Der Bundesfinanzhof (BFH) hat eine "nahezu unverständliche Regelung zur Mindestbesteuerung" konsequent zugunsten der Kläger ausgelegt. Die Richter gaben den Steuerzahlern in zwei Grundsatzverfahren in vollem Umfang recht, "da der Wortlaut der Norm für sich genommen keinen eindeutigen Sinn" ergebe, teilte das höchste Steuergericht am Mittwoch in München mit.
"Der Wortlaut der Norm für sich genommen ergibt keinen eindeutigen Sinn"
München (dapd). Der Bundesfinanzhof (BFH) hat eine "nahezu unverständliche Regelung zur Mindestbesteuerung" konsequent zugunsten der Kläger ausgelegt. Die Richter gaben den Steuerzahlern in zwei Grundsatzverfahren in vollem Umfang recht, "da der Wortlaut der Norm für sich genommen keinen eindeutigen Sinn" ergebe, teilte das höchste Steuergericht am Mittwoch in München mit.

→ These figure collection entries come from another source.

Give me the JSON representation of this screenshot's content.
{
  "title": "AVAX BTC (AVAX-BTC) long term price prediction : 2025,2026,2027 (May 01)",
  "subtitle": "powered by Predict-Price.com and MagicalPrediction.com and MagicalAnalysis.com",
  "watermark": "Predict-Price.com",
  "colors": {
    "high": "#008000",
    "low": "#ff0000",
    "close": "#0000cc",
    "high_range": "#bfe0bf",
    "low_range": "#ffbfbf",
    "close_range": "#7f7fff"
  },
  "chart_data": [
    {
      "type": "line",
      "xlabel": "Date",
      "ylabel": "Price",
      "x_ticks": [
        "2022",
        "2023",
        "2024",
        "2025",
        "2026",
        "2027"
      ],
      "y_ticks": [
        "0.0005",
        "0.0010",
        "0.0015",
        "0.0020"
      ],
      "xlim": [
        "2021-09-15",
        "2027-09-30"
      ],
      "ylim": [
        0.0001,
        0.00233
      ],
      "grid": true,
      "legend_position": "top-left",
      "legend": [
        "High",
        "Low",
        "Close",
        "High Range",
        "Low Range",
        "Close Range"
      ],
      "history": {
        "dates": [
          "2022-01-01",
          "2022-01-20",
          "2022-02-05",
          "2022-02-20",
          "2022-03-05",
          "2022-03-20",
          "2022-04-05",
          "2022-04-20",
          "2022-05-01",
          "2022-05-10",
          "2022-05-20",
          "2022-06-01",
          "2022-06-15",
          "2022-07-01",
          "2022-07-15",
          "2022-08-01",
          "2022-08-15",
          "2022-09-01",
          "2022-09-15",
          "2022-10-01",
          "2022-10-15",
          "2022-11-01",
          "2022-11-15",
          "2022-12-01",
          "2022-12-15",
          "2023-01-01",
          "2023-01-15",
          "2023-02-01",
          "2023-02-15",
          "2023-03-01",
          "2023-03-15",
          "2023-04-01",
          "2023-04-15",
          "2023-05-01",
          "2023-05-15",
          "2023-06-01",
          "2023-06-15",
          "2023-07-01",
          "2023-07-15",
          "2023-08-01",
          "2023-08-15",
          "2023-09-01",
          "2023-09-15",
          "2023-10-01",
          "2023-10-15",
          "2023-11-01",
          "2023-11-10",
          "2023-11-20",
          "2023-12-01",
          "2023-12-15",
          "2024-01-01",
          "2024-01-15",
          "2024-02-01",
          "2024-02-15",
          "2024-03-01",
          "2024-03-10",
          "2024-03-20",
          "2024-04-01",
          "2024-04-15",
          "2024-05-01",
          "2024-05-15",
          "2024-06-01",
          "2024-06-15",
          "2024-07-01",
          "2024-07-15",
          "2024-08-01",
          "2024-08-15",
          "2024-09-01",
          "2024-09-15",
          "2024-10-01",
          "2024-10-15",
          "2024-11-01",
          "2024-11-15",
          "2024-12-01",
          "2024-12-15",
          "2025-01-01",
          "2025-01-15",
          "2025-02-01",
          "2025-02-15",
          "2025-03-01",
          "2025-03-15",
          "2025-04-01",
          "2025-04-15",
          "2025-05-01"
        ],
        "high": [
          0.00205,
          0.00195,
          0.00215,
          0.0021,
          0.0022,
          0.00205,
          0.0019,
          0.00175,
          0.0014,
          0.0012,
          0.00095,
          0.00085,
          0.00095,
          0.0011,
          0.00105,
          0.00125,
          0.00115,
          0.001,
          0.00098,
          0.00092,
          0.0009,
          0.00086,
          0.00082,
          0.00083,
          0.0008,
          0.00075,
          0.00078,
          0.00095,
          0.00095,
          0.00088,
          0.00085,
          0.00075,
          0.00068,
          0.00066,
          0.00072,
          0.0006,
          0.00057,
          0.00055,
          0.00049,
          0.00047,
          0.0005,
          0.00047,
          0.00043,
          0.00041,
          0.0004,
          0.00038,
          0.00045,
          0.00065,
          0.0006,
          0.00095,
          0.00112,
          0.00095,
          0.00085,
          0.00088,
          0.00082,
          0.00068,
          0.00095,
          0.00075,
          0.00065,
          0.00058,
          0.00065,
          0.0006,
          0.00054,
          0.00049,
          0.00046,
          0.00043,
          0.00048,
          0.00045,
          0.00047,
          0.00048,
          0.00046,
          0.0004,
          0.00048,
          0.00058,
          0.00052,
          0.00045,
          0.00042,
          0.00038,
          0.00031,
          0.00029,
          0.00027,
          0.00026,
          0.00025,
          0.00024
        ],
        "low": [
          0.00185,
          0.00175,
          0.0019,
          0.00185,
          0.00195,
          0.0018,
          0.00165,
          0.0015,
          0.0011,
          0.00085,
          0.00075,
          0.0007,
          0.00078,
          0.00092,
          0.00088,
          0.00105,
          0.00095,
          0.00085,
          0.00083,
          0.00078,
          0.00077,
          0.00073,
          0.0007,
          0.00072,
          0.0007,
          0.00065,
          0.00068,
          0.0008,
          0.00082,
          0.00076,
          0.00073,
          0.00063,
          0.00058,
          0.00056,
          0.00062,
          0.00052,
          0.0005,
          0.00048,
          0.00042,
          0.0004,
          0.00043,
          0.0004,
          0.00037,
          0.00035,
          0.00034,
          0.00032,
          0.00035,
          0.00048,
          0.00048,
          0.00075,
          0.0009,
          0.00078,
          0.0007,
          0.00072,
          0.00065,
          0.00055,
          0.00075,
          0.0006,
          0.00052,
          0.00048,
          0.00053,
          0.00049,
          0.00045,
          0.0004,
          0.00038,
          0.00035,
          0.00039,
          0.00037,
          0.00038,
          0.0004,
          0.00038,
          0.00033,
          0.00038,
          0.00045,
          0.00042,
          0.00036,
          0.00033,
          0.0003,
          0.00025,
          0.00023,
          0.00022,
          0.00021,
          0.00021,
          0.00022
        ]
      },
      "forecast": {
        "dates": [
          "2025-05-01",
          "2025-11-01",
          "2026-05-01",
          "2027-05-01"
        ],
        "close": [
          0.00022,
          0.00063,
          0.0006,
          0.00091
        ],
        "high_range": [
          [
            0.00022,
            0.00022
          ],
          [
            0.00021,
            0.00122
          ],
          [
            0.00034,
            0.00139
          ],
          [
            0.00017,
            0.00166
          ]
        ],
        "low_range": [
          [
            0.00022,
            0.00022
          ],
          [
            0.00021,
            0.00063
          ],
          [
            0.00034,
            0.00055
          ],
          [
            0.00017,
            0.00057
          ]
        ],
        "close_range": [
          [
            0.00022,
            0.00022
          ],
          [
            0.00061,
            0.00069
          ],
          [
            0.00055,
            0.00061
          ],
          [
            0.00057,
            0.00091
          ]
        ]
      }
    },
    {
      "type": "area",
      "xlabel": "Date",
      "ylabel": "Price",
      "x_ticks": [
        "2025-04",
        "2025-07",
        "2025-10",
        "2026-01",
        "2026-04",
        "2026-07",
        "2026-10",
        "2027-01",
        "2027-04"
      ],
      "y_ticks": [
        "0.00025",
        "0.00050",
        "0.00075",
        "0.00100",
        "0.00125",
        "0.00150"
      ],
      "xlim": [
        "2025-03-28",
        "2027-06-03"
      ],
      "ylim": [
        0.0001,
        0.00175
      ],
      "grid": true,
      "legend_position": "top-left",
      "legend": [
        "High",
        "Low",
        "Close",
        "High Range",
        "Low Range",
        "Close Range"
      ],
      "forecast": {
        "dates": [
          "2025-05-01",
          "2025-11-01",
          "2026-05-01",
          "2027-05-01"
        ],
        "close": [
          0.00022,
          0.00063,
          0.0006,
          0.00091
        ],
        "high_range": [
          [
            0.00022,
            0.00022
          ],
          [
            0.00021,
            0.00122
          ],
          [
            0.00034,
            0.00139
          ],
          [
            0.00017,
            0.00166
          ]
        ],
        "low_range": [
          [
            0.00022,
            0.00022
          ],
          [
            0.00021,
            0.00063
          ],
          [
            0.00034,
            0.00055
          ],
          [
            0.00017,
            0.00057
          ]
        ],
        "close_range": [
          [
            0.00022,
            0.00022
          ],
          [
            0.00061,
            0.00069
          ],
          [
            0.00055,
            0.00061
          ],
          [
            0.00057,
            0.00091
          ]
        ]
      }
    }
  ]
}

Mit der ab 1999 anzuwendenden und 2003 ersatzlos gestrichenen Regelung im Einkommensteuergesetz habe der damalige Gesetzgeber eine "quellenbezogene Mindestbesteuerung schaffen wollen". Der Bundesfinanzhof hielt die Vorschrift wegen Verletzung des Grundsatzes der Normenklarheit für verfassungswidrig. Aber das Bundesverfassungsgericht lehnte die Vorlage als unzulässig ab, "so dass der BFH nun zur Anwendung der Vorschrift verpflichtet war".
In zwei konkreten Verfahren hatten die Finanzämter zwei Ehepaaren bei der Einkommensteuer Verluste aus unmittelbar vorangegangenen Jahren nur teilweise anrechnen wollen. Dabei ging es unter anderem um "echte" und "unechte" Verluste. Der BFH legte "die sprachlich nahezu unverständliche und verfassungsrechtlich heftig umstrittene Vorschrift" jetzt zugunsten der Kläger aus und gab ihnen in vollem Umfang recht.